Cumhurbaşkanı Abdullah Gül'ün görev süresi dolduktan sonra AKP'nin başına geçip geçmeyeceği konusunda belirsizlik devam ederken, Yeni Akit gazetesi yazarı Abdurrahman Dilipak "Gül, Başbakan ve Cumhurbaşkanı olacağına, tecrübesi ile, çevresi ile bir mekik diplomasisi başlatsa, fevkalade büyükelçi ünvanı ile Cumhurbaşkanını, aynı zamanda yerine göre Başbakan ve Dışişleri Bakanını temsil ederek Müslüman ülkeler ve halklarla temas kursa" önerisinde bulundu.
Dilipak'ın "Yeni bir dünya mümkün" başlığıyla yayımlanan (21 Temmuz 2014) yazısı şöyle:
Geçtiğimiz günlerde bazı Asya ülkeleri yeni bir derecelendirme şirketi kurmak için harekete geçmişlerdi.
Şimdi yeni bir haber daha geldi. Brezilya, Rusya, Hindistan, Çin ve Güney Afrika’dan oluşan BRICS ülkeleri, küresel finans sisteminde daha etkin rol oynamak için bir uluslararası para fonu, bir de yardım fonu kurma kararı aldı. Yakında yeni bir sanal para çıkarsa şaşmamak gerek. Pekala olmayan bir para, bölgede uluslararası ticarette ölçü olarak kullanılabilir..
Zaten yeni kuşak bitcoinler yakında piyasaya çıkar..
İş bu noktaya gelince, uluslararası faiz ve dolar paritesini belirlemek için yeni bir oluşum da kapıda demektir.

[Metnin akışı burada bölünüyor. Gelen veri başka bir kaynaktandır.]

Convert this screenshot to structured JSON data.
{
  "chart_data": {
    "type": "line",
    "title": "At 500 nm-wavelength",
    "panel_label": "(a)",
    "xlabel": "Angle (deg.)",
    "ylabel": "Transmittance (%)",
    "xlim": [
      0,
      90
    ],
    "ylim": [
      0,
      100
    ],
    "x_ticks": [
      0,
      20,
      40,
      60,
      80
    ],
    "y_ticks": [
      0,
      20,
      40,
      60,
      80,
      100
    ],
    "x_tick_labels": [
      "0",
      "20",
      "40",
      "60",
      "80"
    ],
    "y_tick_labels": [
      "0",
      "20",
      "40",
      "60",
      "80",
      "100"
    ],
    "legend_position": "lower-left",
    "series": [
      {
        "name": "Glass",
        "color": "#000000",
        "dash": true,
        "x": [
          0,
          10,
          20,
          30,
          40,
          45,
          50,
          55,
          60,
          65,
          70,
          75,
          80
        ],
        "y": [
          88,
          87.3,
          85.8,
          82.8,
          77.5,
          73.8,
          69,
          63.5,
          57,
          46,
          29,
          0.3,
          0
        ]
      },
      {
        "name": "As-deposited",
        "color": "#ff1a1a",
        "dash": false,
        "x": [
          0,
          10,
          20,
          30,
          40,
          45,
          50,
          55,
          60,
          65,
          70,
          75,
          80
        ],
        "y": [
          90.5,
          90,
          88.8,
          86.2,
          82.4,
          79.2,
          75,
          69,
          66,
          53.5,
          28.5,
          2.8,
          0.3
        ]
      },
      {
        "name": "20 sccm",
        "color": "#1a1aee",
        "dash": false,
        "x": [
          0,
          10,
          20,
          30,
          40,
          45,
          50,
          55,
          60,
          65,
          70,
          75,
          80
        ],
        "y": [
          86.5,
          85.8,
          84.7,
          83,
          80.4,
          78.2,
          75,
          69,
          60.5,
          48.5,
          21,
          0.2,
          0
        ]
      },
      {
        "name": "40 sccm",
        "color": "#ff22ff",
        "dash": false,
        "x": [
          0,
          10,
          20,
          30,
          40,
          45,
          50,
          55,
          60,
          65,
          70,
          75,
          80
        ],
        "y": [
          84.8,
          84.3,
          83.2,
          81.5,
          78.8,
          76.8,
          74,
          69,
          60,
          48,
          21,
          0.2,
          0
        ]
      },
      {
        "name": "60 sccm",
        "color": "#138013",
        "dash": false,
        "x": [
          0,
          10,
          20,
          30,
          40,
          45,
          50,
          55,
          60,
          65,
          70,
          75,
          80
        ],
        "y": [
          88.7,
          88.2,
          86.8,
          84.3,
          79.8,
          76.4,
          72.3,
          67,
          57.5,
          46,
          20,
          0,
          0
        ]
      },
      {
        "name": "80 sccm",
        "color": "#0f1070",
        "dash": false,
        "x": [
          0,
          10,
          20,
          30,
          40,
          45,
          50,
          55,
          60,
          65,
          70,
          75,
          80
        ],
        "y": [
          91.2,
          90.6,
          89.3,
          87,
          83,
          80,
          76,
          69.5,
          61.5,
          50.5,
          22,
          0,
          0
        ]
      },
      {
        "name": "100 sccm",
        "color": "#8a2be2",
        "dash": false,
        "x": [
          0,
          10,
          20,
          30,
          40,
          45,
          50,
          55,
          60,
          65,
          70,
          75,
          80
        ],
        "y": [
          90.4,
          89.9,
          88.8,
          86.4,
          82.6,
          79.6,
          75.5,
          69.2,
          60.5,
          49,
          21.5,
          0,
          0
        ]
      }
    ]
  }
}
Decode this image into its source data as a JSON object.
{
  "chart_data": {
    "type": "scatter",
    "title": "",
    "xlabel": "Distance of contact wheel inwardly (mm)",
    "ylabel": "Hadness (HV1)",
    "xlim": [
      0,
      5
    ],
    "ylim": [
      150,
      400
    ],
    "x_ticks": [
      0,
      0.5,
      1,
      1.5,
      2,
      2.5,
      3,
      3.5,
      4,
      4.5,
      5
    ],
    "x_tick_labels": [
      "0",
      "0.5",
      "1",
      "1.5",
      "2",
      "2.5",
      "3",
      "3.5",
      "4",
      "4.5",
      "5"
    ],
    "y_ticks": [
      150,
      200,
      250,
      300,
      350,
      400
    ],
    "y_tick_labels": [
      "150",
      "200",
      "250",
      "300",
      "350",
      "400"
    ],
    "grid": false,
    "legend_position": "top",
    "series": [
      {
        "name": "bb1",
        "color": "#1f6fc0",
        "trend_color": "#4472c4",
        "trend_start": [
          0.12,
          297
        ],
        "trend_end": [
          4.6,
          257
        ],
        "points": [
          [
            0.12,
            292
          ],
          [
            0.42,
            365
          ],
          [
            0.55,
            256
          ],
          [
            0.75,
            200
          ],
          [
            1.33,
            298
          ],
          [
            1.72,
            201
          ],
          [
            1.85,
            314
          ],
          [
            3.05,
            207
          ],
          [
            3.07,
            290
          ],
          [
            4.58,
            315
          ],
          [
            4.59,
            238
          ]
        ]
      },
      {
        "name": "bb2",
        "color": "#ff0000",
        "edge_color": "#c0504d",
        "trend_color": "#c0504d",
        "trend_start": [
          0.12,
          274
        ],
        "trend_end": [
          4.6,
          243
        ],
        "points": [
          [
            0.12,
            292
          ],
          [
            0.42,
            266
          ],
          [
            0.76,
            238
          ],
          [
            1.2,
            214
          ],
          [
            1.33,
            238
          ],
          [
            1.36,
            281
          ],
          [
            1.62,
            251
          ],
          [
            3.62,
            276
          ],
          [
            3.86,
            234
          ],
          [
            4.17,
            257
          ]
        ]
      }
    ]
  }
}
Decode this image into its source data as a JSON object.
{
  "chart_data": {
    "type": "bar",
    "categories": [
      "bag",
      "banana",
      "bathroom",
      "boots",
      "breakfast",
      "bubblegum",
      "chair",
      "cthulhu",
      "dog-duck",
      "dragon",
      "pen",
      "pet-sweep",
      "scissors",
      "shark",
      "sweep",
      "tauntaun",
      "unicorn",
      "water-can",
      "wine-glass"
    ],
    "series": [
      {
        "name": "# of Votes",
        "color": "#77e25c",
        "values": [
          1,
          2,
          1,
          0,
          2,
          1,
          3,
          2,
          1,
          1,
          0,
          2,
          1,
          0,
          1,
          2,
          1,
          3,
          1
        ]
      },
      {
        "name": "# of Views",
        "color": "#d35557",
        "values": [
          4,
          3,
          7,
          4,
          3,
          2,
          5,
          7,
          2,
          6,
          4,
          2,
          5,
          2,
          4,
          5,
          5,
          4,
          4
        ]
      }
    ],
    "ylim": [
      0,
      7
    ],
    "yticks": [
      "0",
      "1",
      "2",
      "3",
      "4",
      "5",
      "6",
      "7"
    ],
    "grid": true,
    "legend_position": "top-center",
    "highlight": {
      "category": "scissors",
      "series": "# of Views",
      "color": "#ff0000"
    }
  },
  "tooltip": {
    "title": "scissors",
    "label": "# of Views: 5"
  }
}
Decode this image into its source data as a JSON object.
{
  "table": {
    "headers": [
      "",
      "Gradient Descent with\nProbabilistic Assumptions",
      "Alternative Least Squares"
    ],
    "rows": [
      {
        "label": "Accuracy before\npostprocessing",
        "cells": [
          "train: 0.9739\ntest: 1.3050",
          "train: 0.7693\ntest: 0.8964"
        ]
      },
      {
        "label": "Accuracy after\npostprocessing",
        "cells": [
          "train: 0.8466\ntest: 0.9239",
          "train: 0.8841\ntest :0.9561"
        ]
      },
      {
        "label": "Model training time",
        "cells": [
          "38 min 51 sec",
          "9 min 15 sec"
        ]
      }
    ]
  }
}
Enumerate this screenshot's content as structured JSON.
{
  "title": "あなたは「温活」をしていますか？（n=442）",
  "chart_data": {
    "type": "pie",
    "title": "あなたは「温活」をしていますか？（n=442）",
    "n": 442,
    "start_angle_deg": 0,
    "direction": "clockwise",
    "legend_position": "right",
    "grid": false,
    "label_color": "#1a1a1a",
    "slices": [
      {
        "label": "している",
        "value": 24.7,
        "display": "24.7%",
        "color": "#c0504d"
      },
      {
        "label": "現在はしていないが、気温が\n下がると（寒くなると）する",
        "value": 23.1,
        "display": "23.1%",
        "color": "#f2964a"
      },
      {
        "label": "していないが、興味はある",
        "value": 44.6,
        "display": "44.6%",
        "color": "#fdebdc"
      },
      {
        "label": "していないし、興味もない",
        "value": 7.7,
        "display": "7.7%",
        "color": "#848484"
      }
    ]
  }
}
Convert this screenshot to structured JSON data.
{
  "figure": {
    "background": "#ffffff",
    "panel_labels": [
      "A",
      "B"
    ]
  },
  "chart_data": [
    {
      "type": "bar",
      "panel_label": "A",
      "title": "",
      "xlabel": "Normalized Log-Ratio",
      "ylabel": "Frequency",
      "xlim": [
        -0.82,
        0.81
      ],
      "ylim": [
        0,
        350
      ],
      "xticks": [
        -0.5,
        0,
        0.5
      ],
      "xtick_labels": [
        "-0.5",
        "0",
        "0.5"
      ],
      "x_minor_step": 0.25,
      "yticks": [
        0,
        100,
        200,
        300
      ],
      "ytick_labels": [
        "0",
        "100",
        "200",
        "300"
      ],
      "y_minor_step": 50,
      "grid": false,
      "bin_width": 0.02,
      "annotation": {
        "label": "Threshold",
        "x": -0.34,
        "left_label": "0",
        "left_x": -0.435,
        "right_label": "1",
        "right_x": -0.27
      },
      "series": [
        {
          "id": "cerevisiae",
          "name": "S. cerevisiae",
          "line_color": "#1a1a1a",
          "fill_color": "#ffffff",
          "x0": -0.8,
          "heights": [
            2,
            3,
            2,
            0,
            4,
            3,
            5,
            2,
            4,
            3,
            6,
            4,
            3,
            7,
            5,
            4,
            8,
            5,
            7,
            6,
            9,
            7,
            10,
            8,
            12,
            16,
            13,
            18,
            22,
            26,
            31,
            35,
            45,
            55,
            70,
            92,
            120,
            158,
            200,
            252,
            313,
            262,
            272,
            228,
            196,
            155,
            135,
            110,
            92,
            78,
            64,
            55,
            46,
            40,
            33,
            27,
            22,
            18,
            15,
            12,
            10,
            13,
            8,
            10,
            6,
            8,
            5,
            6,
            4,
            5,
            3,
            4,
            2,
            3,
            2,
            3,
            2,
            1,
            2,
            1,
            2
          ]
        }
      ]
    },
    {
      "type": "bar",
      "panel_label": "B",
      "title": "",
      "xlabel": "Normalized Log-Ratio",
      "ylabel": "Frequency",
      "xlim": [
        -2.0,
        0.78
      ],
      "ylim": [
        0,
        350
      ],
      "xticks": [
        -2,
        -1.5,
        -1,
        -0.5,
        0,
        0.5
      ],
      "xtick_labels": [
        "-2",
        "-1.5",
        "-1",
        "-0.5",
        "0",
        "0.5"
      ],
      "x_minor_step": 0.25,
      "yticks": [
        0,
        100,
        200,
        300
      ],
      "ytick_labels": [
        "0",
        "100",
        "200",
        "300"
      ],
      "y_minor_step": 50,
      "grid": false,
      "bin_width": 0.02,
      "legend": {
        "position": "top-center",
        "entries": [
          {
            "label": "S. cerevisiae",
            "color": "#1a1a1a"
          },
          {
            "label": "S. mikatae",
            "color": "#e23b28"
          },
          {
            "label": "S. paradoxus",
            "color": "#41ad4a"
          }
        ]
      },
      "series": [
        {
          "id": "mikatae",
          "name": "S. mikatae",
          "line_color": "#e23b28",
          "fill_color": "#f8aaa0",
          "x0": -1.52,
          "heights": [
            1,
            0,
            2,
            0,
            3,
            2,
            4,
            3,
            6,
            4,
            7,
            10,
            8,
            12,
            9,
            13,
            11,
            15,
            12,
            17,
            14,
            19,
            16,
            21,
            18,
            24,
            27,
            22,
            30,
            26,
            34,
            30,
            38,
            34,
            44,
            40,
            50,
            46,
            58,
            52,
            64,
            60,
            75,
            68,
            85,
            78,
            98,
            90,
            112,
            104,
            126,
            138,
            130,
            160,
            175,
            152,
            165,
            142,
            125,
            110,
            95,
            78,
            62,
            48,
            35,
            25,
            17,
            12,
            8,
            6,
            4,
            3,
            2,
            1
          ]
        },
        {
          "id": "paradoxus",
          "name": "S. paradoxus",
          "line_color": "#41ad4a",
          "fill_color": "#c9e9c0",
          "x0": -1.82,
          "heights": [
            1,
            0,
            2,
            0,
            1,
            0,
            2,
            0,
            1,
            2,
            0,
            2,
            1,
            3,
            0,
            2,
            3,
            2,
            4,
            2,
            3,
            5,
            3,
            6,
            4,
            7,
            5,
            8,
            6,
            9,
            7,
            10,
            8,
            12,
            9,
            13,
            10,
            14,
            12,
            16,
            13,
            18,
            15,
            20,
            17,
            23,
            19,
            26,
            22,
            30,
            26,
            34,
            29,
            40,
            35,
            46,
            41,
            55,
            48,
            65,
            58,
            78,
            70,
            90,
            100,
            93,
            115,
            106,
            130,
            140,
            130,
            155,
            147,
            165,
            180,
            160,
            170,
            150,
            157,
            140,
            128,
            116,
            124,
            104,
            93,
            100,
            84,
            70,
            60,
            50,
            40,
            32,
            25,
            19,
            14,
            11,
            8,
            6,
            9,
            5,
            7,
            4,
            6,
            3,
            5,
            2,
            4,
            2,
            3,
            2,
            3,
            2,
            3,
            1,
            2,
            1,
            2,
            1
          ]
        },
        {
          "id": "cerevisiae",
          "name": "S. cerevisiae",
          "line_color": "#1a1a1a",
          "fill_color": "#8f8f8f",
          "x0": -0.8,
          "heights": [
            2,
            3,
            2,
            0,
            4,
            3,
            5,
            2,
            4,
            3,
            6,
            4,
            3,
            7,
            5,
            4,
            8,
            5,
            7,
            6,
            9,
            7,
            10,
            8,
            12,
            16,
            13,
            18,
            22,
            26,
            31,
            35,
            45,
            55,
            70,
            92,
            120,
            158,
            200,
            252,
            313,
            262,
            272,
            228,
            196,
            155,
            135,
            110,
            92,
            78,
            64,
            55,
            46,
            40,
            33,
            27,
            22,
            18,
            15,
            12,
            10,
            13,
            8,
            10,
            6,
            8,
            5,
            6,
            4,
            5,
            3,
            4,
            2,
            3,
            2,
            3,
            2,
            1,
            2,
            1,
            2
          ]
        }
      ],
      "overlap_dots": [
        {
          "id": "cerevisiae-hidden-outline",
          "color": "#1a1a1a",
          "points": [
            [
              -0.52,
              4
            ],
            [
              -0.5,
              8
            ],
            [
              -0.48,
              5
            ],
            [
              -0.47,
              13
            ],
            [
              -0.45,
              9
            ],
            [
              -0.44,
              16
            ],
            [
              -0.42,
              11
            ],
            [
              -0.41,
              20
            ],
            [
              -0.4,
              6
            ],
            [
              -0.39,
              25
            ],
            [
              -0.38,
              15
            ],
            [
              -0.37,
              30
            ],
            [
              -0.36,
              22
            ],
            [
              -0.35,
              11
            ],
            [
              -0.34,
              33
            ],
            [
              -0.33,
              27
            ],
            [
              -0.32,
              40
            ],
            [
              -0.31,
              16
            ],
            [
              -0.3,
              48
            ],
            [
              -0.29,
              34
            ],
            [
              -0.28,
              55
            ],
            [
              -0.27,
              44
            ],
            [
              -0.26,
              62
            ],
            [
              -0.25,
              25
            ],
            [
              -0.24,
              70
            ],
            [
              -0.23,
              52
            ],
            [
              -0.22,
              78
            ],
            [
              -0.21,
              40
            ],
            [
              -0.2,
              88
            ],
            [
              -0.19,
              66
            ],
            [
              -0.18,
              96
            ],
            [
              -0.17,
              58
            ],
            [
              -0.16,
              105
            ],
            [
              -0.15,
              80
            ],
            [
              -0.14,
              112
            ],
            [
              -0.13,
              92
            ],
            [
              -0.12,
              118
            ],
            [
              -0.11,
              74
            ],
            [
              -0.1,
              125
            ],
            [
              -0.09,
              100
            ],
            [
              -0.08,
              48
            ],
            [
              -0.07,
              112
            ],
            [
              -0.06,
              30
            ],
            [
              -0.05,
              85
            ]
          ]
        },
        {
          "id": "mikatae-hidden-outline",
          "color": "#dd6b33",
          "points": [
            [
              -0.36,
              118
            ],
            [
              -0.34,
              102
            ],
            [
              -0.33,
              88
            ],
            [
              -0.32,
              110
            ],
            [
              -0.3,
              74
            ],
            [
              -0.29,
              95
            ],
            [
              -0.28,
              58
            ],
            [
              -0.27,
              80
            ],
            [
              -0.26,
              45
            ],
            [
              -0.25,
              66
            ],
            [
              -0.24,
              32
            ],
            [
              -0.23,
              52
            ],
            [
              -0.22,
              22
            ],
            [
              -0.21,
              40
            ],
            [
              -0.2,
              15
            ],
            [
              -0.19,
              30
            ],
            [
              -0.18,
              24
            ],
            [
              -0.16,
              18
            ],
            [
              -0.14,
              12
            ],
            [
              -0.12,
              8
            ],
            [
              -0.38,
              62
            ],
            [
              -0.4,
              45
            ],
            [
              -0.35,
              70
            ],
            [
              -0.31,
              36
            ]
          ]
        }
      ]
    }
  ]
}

LIBOR güvenilmez bir kurum. Bir sürü hileli işlemleri var.. Size şimdiden haber veriyorum. Yakında Finansal Tetikçilikle Mücadele Platformu çalışmalarına başlayacak.. İstanbul’dan, İzmit’ten, Bursa’dan, Mersin’den katılımcılar var..
Bir takım finansal yolsuzluklar yargıya taşınmış durumda.. İş Bankası hakkında, Osmanlı Terakki bankasının varisleri de davacı, Afyon Terakki Bankası’nın varisleri de.. Ve Hilafet fonundan İş Bankası’na aktarılan paraların Diyanet’e aktarılması talebi ile açılan bir dava da var. Sadece bu kadarla kalsa iyi, Mersin’li, CHP’li bir iş adamı da, babasına ait hesapların içinin boşaltıldığı iddiası ile açtığı dava devam ediyor..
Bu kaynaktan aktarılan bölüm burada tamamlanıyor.